La ciencia y la tecnología, aprovechadas por el capital, han transformado el planeta. En los últimos dos siglos la población humana se multiplicó por diez. Además, en el último siglo aumentó su consumo de energía en forma irresponsable mediante la combustión de fósiles, con consecuencias nocivas para la vida en general porque el dióxido de carbono resultante se acumula en la atmósfera y perturba la disipación del calor hacia exterior. El panel intergubernamental sobre cambio climático produce informes cada vez más alarmantes. Abordar el asunto requiere cambios en la forma de vida de todos los humanos, pero impulsarlo corresponde a gobiernos renuentes a medidas impopulares. El asunto ambiental, determinante para la vida de la especie, requiere tarea educativa y restricciones. Entre más se demore el cambio necesario, más dolorosas serán las medidas.

La humanidad ha logrado bienestar sin precedentes, pero en el último medio siglo ha aumentado la desigualdad en el ingreso y han aflorado transformaciones tecnológicas que permiten reemplazar la mano de obra con máquinas capaces de pensar: ellas se pueden programar para descifrar patrones e inferir reglas con más eficacia que los humanos. El asunto obliga a educación permanente, replanteamiento de ordenamientos productivos y ajustes continuos en la organización de la especie en un contexto complejo, porque la ciencia extiende la vida sin prolongar la fase productiva, lo cual atenta contra la viabilidad económica del modelo establecido para administrar la relación entre capital y trabajo.

Hoy no se administra bien desde lo público la restricción ambiental, las consecuencias de la automatización o el problema de financiar la vejez extendida, ni siquiera en los países desarrollados. Además la democracia está permeada por intereses personales en conflicto con los de la comunidad. Es preciso reconocer que las instituciones no funcionan en forma satisfactoria. Urgen reformas en el procedimiento para definir autonomías, organizar procesos básicos, instaurar mecanismos de control eficaces y poner límite a desmedidas ambiciones individuales que pueden desatar desastres.

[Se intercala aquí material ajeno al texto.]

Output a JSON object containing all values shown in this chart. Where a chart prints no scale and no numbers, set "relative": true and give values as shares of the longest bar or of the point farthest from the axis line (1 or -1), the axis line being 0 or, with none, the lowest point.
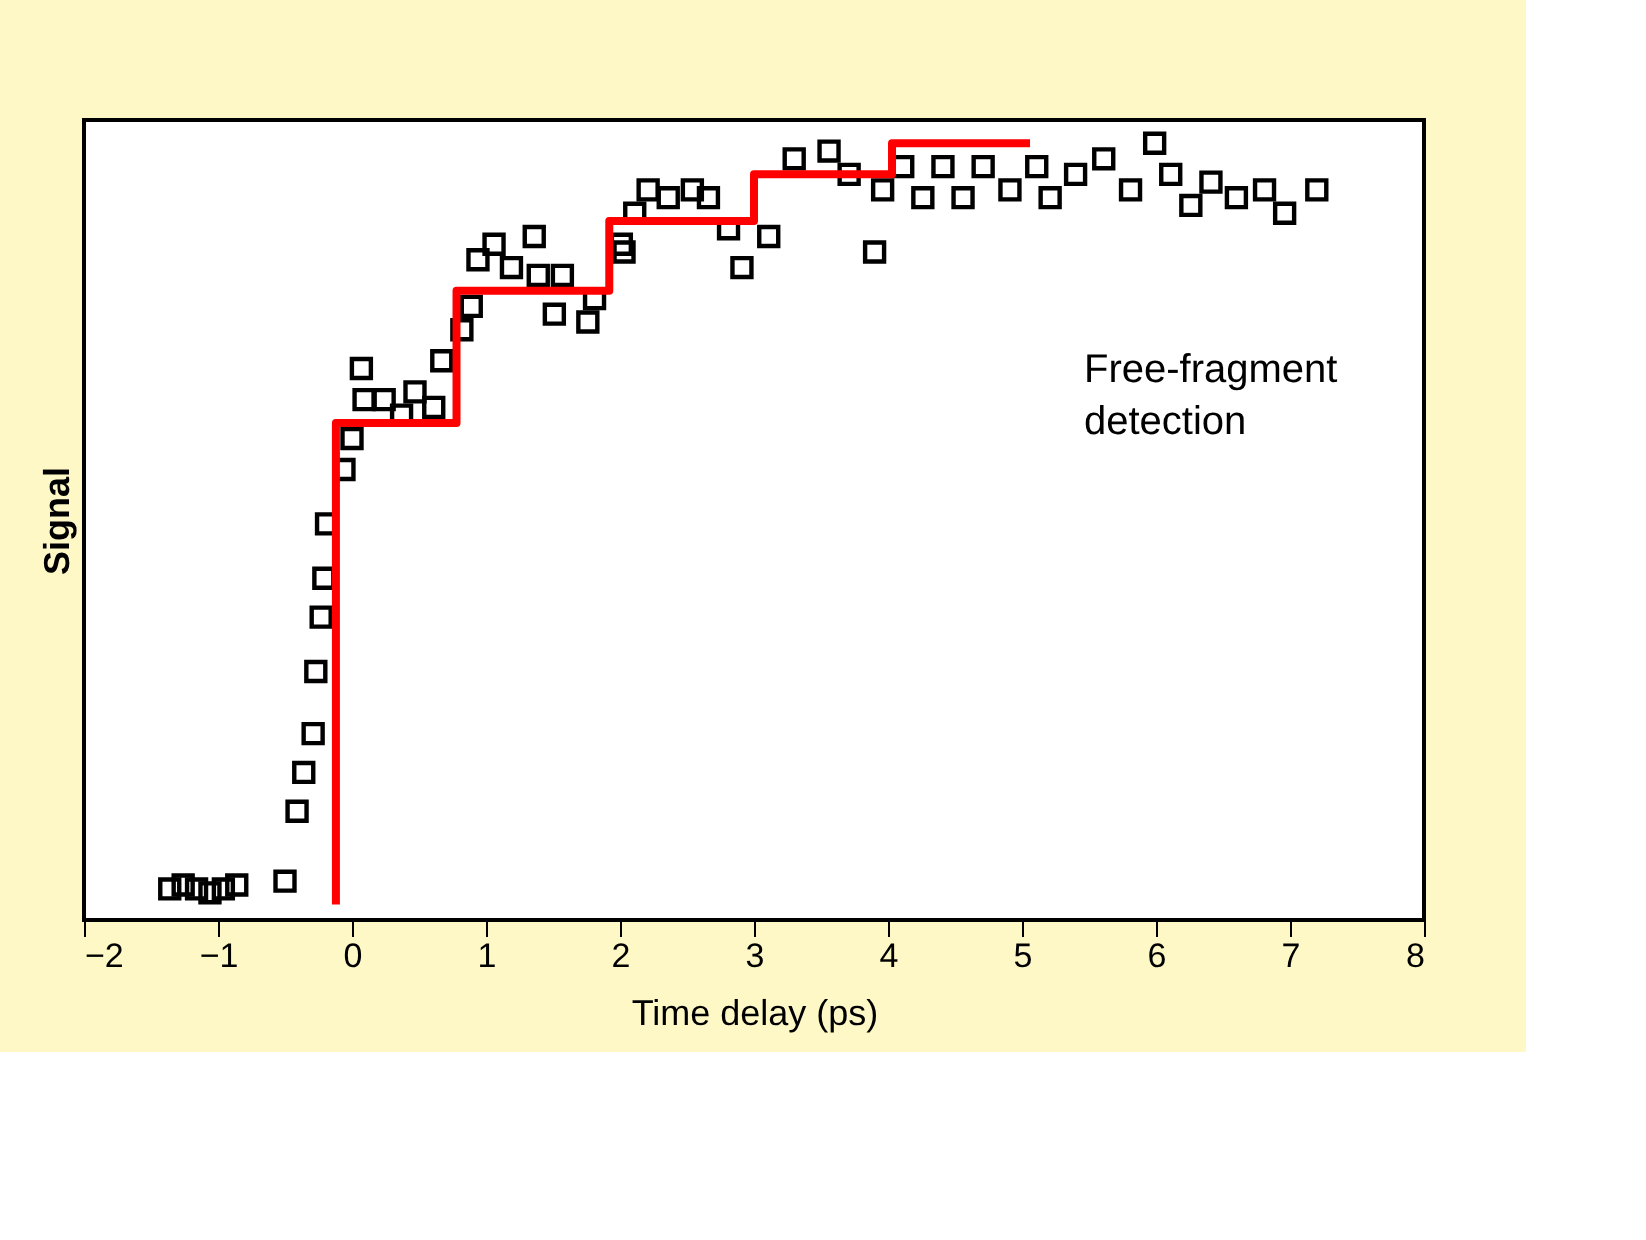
{
  "chart_data": {
    "type": "scatter",
    "xlabel": "Time delay (ps)",
    "ylabel": "Signal",
    "relative": true,
    "xlim": [
      -2,
      8
    ],
    "xticks": [
      -2,
      -1,
      0,
      1,
      2,
      3,
      4,
      5,
      6,
      7,
      8
    ],
    "marker": "square",
    "grid": false,
    "annotations": [
      "Free-fragment detection"
    ],
    "series": [
      {
        "color": "#000000",
        "x": [
          -1.36,
          -1.26,
          -1.16,
          -1.06,
          -0.96,
          -0.86,
          -0.5,
          -0.41,
          -0.36,
          -0.29,
          -0.27,
          -0.23,
          -0.21,
          -0.19,
          -0.06,
          0.0,
          0.07,
          0.09,
          0.24,
          0.37,
          0.47,
          0.61,
          0.67,
          0.82,
          0.89,
          0.94,
          1.06,
          1.19,
          1.36,
          1.39,
          1.51,
          1.57,
          1.76,
          1.81,
          2.01,
          2.03,
          2.11,
          2.21,
          2.36,
          2.54,
          2.66,
          2.81,
          2.91,
          3.11,
          3.3,
          3.56,
          3.71,
          3.9,
          3.96,
          4.11,
          4.26,
          4.41,
          4.56,
          4.71,
          4.91,
          5.11,
          5.21,
          5.4,
          5.61,
          5.81,
          5.99,
          6.11,
          6.26,
          6.41,
          6.6,
          6.81,
          6.96,
          7.2
        ],
        "values": [
          0.04,
          0.045,
          0.04,
          0.035,
          0.04,
          0.045,
          0.05,
          0.14,
          0.19,
          0.24,
          0.32,
          0.39,
          0.44,
          0.51,
          0.58,
          0.62,
          0.71,
          0.67,
          0.67,
          0.65,
          0.68,
          0.66,
          0.72,
          0.76,
          0.79,
          0.85,
          0.87,
          0.84,
          0.88,
          0.83,
          0.78,
          0.83,
          0.77,
          0.8,
          0.87,
          0.86,
          0.91,
          0.94,
          0.93,
          0.94,
          0.93,
          0.89,
          0.84,
          0.88,
          0.98,
          0.99,
          0.96,
          0.86,
          0.94,
          0.97,
          0.93,
          0.97,
          0.93,
          0.97,
          0.94,
          0.97,
          0.93,
          0.96,
          0.98,
          0.94,
          1.0,
          0.96,
          0.92,
          0.95,
          0.93,
          0.94,
          0.91,
          0.94
        ]
      },
      {
        "type": "line",
        "color": "#ff0000",
        "marker": "none",
        "line_style": "solid",
        "x": [
          -0.12,
          -0.12,
          0.78,
          0.78,
          1.92,
          1.92,
          3.0,
          3.0,
          4.03,
          4.03,
          5.06
        ],
        "values": [
          0.02,
          0.64,
          0.64,
          0.81,
          0.81,
          0.9,
          0.9,
          0.96,
          0.96,
          1.0,
          1.0
        ]
      }
    ]
  }
}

La existencia de armas de destrucción total, la crisis de instituciones con propósito de cultivo de normas morales de universal aceptación y la erosión de la relación estable entre personas y territorios hacen aún más compleja la tarea de reorganizar el mundo, pero es preciso enfrentarla. Se debe reconocer que la democracia está en crisis en todas partes, y hay que resucitarla con diseños adecuados, que aseguren usos eficientes de recursos escasos, respeto por reglas éticas que hacen más difícil pero también más satisfactoria la tarea, linderos que correspondan a realidades relevantes y mecanismos ordenados de comunicación con alcance global. No se puede sacrificar el principio de que lo público es de todos, porque hacerlo puede ser el camino a tiranías sin precedentes, con respaldos tecnológicos que pueden ser muy peligrosos.

Habrá que convivir con sicópatas, sociópatas y narcisistas cuyas obsesiones dan ventajas en el concurso electoral y son lesivas si acceden a las responsabilidades máximas. Por ello convendrá entregar el papel central de la gestión a organismos colegiados, modalidad inusual en las cúpulas de lo público, cuya historia ha otorgado papel simbólico a individuos. El sector privado aprendió esta lección hace tiempo.